The representation of these tensors is totally up to the inference engine running the network, and it's not (a core) part of the description. For example, scalar tensors can be represented with 8 bit integers with fixed point arithmetic on one target device and with floats on an other target device. But that's a decision of the target device, and not the designer of the network.
However, the designer of the network can give some hints about the precision required to represent those tensors to make the network work, and that's what the quantization file is for. It can tell for each tensor individually, not only how many bits are required to represent it, but also the algorithm used to interpret those bits. For example the same 8 bit integers may be used with linear or logarithmic quantization. The algorithms are described by the corresponding compound operations, see chapter 7 of the spec for details. This is for the activation tensors used during computations.

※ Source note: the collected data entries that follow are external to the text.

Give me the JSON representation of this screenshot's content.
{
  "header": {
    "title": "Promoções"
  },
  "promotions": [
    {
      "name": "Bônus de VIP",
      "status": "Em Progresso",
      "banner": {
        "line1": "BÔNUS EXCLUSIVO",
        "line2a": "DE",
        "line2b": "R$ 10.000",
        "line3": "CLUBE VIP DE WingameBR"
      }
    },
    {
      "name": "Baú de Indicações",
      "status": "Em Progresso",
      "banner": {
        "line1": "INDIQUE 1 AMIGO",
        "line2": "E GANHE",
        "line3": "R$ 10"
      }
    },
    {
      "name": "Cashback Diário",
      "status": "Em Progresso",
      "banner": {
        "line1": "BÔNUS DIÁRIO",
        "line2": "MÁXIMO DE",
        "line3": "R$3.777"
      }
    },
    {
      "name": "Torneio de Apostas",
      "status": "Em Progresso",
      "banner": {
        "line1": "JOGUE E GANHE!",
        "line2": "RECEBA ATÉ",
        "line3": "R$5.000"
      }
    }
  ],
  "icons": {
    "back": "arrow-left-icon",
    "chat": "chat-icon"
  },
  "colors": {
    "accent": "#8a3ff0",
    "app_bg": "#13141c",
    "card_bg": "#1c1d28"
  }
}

The quantization in the tensor file has a different purpose: simply to store the data in a compressed format. Of course, it is related to the quantization algorithms used for computation of activations, but they are independent things. We will also emphasize this in the final spec with clear separation of the quantization algorithm for activations and the compression algorithms to store the weights in the binaries, along with their relation.

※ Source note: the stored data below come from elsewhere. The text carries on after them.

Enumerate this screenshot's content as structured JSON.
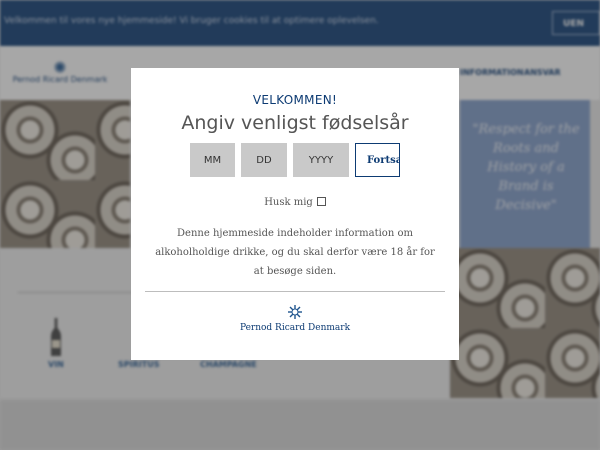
{
  "cookie_bar": {
    "text": "Velkommen til vores nye hjemmeside! Vi bruger cookies til at optimere oplevelsen.",
    "button_label": "UEN"
  },
  "header": {
    "logo_text": "Pernod Ricard Denmark",
    "nav": [
      "INFORMATION",
      "ANSVAR"
    ]
  },
  "hero": {
    "quote": "\"Respect for the Roots and History of a Brand is Decisive\""
  },
  "categories": [
    "VIN",
    "SPIRITUS",
    "CHAMPAGNE"
  ],
  "modal": {
    "welcome": "VELKOMMEN!",
    "heading": "Angiv venligst fødselsår",
    "month_placeholder": "MM",
    "day_placeholder": "DD",
    "year_placeholder": "YYYY",
    "continue_label": "Fortsæt",
    "remember_label": "Husk mig",
    "disclaimer": "Denne hjemmeside indeholder information om alkoholholdige drikke, og du skal derfor være 18 år for at besøge siden.",
    "logo_text": "Pernod Ricard Denmark"
  },
  "colors": {
    "brand_navy": "#0d3b73",
    "input_gray": "#c9c9c9",
    "quote_panel": "#7f9bc9"
  }
}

Let me know if the final spec makes things more clear regarding this issue!
Yes it is clear.
I noticed that tensorflow is providing quantized operation names now, for operating on the integer quantized values, rather than trying to specialize the parameter types of the similar scalar operations. For example, they now have quantized_conv2d. https://www.tensorflow.org/api_docs/python/tf/nn/quantized_conv2d
The nnef conv2d specifies scalar tensor values in the grammar, so would not be appropriate for specifying quantized operations. This feels related, but perhaps is a separate issue.
In NNEF, the fact that something may be implemented using integers is a detail of the implementor engine. It is not indicated by the data-type; it is still a scalar operation. Instead, the quantization file describes how that scalar may be restricted to quantized values. So the name does not need to reflect how the operation is actually implemented.
The tensor datatypes
`
No, matmul/conv cannot be applied to integer tensors. Integer tensor in NNEF does not mean that it's a quantized representation, but instead express the semantics of those values. Integer tensors mean that the values in the tensors are integer offsets to other tensors, such as argmax values of pooling/reduce operations. You cannot perform matrix multiplication on such values. Every value that you can perform arithmetic on is a scalar. Everything that you can use for logical operations is a logical. Everything that you can use for indexing other tensors is an integer tensor.
How the values are represented is up to the implementation. An implementation may represent scalar values as 8 bit integers for example. But that's not reflected in the data-type. Instead it is reflected in the quantization info for that tensor, such as linear_quantize(min = -3.0, max = 3.0, bits = 8)
can be represented as 8 bit integers if an implementation wants to do so.
If you want to make a literal to be a scalar value, yes you need a decimal point, but I don't really see where you need literals for matmul (unless you want to multiply with a constant matrix).
It appears to be a conscious decision that the NNEF spec is putting aside the issue of specifying data types for the variable assignments and parameters; however the tensor file support allows specifying number of bits.
I'm wondering what is the intended implementation to specify different size data variables in the graph descriptions. Do we need to come up with our own variable name mangling, for example myval1_fp16 or myval2_s8, and then post-process these elsewhere on our own?